Simon appeared in the bedroom doorway, every muscle in his lean frame taut with battle tension. “They’re gone. For now.”

“And when they come back?” she whispered.

“They won’t come back. Not yet.”

“Not until they persuade the House of Law to pass an exception that covers us. Or get a presidential ruling from Gifre Zeloc that does the same thing. We have enough enemies to pass something like that in a heartbeat.” She added bitterly, “It might’ve been easier just to send her to their stinking daycare.”

“Liberty is never easy.”

“Yes,” she ground out between clenched teeth. “I know.”

Some of the grim tension relented. “I know you know. It’s one of the reasons I love you. You can stare something horrible in the eye and fight it to the death. And sometimes, that scares me senseless.”

He was staring, bleakly now, at Yalena, who was sitting in Kafari’s lap, playing with a strand of her hair. “Oh, Simon, what are we going to do?”

“Survive,” he said, voice harsh with strain. “And,” he added, forcing his voice into a more pleasant register, “eat breakfast. Nobody can fight a war effectively on an empty stomach.”

Kafari couldn’t help it. Her husband’s tone was so droll, his suggestion so eminently practical, tension leached out in a semihysterical bubble of laughter. “There speaks the seasoned veteran. All right, let’s go fry some eggs or something.”

He gave her a hand up and took charge of Yalena, handing over his gun — and handing her, as well, the responsibility for first-strike should those two goons decide to swing back for another go at it. Kafari slid her own gun into a capacious pocket, being careful to engage the safety first, and tucked Simon’s gun into a second pocket.

She paused long enough to call up their datanet account, where she found the notice in question. It had been sent at one-thirty a.m., a decidedly odd hour to be posting notices of this magnitude. It was short and pungent.

All parents are hereby notified that per administrative ruling 11249966-83e-1, the in-home inspections and daycare provisions mandated by the Childhood Protection Act have been expanded to cover every child on Jefferson, regardless of the employment status of the parents.

Somebody, Kafari realized with a cold chill, had been watching them. Closely enough to notice when she resigned her position at Port Abraham. Noticed and acted, with frightening speed. Had everyone else on Jefferson actually received this notice or had it been crafted especially for them, to force the issue of home inspections that POPPA clearly wanted to conduct in Simon’s quarters? Gaining access to their quarters must be high on somebody’s list of priorities. Simon’s enemies wanted either revenge or his military information, or both. In an equally plausible alternative, they might be trying to score a public relations coup by forcing the “hated foreign tyrant” to surrender custody of his child in obedience to the will of the people.
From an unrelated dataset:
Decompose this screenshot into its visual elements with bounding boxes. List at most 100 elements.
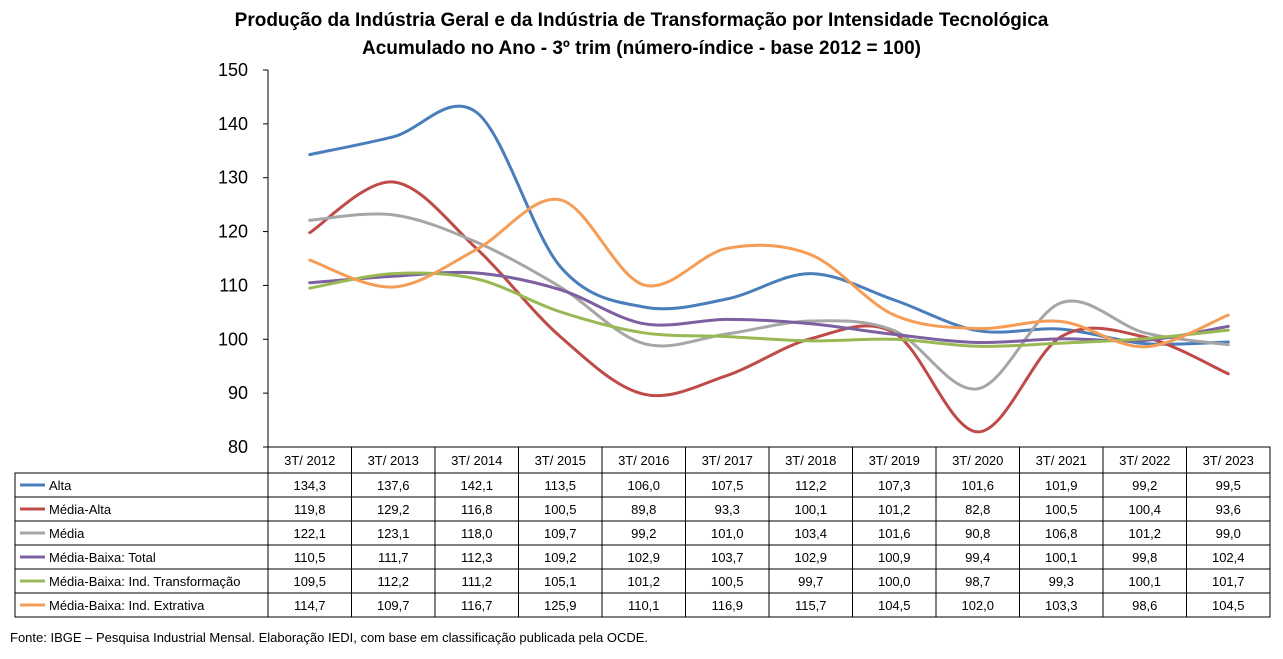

The speed at which the Santorinis engineered massive changes in public opinion continued to terrify Kafari. She printed the message and carried it into the kitchen, where Simon had already put Yalena back into the toddler seat and was busy at the stove with eggs and a frying pan.

He glanced at the message, grunted once, and shrugged. “They can try. Easy over or sunny-side up?”

Well, if Simon could set it aside for the moment, so could she. “Sunny sounds good to me.”

He smiled at the double-entendre contained in that answer. “Me, too.”

By the time she had the ham and juice ready, the worst of the shakes had gone and the cold knot of fear in her middle had begun the thaw. They had gained a breathing space, for today, at least. For now, for this morning and this meal, she was at home with her husband and her daughter. She would allow nothing to intrude deeply enough to spoil the moment. Time enough for worry, tomorrow.